The hope was that only the patients suffering from MRSA infections would be given anti-MRSA antibiotics such as vancomycin. This matters because vancomycin is probably not as effective as B-lactams, is more likely to have toxic side effects, and exposes patients to the risk of C. difficile-associated diarrhea, which kills some 14,000 Americans per year.

What the study found was that the rapid-test results had no discernible effect on physician prescribing practices: 60-70% of the non-MRSA patients received anti-MRSA antibiotics in the absence of test results, and 60-70% received them with test results. If physicians had used the test results, this number would have been 7%.

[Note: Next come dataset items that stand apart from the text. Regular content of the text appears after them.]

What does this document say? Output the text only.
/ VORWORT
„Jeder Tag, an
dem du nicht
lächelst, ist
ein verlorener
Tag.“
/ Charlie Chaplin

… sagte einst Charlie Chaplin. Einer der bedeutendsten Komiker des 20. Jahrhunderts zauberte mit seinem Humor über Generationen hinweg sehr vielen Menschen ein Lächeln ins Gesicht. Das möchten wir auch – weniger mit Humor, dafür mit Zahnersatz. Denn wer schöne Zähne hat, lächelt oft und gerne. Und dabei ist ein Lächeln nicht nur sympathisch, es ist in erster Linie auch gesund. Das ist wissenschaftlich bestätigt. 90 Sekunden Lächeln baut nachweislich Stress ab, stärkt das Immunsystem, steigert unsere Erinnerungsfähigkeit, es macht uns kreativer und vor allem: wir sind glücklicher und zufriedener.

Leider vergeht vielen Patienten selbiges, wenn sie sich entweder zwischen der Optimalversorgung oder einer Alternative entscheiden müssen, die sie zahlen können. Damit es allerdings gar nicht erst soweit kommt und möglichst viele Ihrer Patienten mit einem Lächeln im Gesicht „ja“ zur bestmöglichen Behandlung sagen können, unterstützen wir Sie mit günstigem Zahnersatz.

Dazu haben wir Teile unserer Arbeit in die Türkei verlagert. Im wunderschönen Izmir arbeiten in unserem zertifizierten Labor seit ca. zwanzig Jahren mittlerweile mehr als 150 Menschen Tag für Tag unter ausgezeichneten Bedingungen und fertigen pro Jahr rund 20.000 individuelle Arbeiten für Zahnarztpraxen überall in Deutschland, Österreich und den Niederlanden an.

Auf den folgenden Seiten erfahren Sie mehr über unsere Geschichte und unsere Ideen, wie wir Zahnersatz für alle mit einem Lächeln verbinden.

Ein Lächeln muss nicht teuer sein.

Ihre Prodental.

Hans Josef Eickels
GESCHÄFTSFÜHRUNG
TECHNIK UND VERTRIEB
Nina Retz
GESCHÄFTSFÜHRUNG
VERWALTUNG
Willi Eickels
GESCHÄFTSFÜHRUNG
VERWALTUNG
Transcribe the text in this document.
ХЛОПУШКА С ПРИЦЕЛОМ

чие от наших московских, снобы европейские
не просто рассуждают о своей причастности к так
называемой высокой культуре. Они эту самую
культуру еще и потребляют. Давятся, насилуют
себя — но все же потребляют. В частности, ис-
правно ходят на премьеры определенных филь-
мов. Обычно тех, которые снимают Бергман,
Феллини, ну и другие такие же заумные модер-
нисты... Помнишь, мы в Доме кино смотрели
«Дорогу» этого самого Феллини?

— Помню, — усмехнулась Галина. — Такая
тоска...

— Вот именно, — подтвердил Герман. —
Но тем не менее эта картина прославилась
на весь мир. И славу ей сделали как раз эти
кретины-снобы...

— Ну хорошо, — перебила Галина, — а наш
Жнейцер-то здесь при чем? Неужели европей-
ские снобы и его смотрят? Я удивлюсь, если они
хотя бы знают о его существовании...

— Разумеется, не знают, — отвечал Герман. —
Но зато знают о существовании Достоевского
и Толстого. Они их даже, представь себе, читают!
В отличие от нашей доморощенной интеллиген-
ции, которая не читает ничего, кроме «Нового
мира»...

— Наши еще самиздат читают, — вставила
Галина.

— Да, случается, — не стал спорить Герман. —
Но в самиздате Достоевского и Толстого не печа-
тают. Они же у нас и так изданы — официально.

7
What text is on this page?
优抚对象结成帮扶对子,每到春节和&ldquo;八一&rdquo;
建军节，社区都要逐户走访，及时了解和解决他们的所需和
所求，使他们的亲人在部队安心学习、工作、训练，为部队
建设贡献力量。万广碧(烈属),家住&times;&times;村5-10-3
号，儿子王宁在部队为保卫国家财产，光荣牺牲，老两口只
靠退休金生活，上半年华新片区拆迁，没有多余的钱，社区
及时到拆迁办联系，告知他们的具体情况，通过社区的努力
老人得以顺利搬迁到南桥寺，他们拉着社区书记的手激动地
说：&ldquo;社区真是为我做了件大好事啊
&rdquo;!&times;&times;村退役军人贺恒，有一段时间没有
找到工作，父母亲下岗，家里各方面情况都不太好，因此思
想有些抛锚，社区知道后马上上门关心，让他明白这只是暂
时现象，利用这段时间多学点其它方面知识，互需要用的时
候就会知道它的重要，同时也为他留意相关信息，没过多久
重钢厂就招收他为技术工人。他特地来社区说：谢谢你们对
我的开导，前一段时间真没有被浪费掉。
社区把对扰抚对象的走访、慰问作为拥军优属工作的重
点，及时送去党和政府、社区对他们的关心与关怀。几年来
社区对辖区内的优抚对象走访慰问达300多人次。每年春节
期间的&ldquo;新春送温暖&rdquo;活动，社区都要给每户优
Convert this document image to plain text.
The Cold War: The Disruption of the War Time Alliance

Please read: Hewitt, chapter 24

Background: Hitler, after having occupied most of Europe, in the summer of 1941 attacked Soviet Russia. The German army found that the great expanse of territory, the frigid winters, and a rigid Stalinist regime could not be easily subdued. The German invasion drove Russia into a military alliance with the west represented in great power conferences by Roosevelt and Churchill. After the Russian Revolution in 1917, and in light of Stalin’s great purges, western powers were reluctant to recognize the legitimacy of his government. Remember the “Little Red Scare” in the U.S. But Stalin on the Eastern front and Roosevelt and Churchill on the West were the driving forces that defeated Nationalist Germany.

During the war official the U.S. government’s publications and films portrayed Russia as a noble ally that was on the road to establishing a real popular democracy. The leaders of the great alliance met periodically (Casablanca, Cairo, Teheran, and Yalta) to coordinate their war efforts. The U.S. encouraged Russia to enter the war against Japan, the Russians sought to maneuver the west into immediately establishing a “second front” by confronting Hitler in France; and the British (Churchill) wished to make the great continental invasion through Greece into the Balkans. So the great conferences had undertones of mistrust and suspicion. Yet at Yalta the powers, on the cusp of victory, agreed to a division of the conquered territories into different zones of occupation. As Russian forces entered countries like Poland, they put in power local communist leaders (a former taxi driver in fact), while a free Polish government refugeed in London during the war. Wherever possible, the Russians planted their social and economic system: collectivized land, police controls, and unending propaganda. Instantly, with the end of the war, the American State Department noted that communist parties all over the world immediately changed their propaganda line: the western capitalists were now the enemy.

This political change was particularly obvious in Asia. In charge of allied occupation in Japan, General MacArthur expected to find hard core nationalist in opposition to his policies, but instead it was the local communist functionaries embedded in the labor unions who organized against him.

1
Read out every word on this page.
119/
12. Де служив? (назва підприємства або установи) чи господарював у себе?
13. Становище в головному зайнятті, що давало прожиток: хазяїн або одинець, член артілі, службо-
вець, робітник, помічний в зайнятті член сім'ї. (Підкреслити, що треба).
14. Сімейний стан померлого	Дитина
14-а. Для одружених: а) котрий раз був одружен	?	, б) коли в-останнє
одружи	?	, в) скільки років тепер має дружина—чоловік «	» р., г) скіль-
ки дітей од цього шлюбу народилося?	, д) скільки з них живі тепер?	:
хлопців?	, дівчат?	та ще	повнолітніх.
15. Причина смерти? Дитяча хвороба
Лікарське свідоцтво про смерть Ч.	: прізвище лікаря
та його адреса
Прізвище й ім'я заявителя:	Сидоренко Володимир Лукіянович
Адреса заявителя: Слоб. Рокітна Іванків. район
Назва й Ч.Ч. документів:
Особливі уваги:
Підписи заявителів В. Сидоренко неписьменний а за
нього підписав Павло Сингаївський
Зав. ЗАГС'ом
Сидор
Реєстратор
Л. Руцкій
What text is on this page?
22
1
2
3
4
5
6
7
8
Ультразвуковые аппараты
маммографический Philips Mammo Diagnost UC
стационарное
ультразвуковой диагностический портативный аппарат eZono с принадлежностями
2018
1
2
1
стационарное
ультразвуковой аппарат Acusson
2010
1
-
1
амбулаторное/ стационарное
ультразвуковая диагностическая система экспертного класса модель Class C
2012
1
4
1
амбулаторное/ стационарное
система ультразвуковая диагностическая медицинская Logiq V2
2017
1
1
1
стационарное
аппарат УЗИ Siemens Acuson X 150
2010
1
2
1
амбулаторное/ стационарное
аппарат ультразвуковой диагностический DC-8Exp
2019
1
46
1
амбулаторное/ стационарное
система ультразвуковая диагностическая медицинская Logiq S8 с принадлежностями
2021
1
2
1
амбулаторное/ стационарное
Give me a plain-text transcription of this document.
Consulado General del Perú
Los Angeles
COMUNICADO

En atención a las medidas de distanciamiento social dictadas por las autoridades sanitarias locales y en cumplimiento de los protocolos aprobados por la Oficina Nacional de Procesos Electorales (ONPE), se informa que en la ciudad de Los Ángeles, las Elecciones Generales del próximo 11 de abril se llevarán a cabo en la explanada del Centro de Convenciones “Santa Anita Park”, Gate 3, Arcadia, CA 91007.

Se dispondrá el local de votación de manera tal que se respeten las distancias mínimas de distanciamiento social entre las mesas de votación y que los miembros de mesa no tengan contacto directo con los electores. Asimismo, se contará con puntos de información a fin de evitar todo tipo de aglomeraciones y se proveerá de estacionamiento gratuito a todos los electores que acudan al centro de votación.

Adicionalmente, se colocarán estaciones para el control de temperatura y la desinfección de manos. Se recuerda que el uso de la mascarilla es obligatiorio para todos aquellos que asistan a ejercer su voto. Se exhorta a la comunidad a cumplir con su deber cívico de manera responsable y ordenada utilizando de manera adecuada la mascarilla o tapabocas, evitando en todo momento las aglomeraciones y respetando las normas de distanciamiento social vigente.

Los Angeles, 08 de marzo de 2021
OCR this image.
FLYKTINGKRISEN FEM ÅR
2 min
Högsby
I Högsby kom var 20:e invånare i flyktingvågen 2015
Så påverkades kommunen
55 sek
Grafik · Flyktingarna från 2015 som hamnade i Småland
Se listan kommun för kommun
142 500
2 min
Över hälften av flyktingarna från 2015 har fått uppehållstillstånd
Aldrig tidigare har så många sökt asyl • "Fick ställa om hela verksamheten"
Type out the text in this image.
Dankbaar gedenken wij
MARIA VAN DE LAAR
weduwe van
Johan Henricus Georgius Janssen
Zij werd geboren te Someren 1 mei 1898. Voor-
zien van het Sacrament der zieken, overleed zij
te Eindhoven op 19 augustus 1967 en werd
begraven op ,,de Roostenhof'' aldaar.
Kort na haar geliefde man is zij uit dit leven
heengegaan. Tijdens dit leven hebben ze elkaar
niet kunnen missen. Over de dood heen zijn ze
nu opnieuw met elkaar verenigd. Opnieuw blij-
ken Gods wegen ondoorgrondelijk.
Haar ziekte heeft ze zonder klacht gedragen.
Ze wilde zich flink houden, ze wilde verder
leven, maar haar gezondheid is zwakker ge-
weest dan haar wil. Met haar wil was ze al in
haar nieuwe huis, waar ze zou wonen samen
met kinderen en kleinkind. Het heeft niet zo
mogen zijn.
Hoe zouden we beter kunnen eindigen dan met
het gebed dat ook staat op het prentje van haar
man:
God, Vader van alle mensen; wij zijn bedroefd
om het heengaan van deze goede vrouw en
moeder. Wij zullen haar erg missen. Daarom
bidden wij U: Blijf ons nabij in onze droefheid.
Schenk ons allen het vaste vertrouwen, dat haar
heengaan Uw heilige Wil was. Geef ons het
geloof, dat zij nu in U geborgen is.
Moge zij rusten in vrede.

This was not a particularly large study, and it was conducted at a single institution. But still - how can this be? I appreciate that doctors are, and should be, conservative when it comes to adopting changes in practice. But the Cepheid test is not especially new - it received FDA clearance in 2008. False-negative results for MRSA are very rare, less than 1% in the literature and 0% in the CID study. So there was essentially no risk to their patients that erroneous test results would lead to ineffective treatment. These facts must have been presented to the physicians as part of the education phase of the study.

The prestige of the medical profession has always made doctors susceptible to a kind of mulish arrogance. In previous centuries and decades, this arrogance manifested itself as a resistance to improved hygiene, or in the bullying of patients. It's hard to see a refusal to follow practice guidelines when provided with timely information, as anything other than a continuation of this sordid tradition.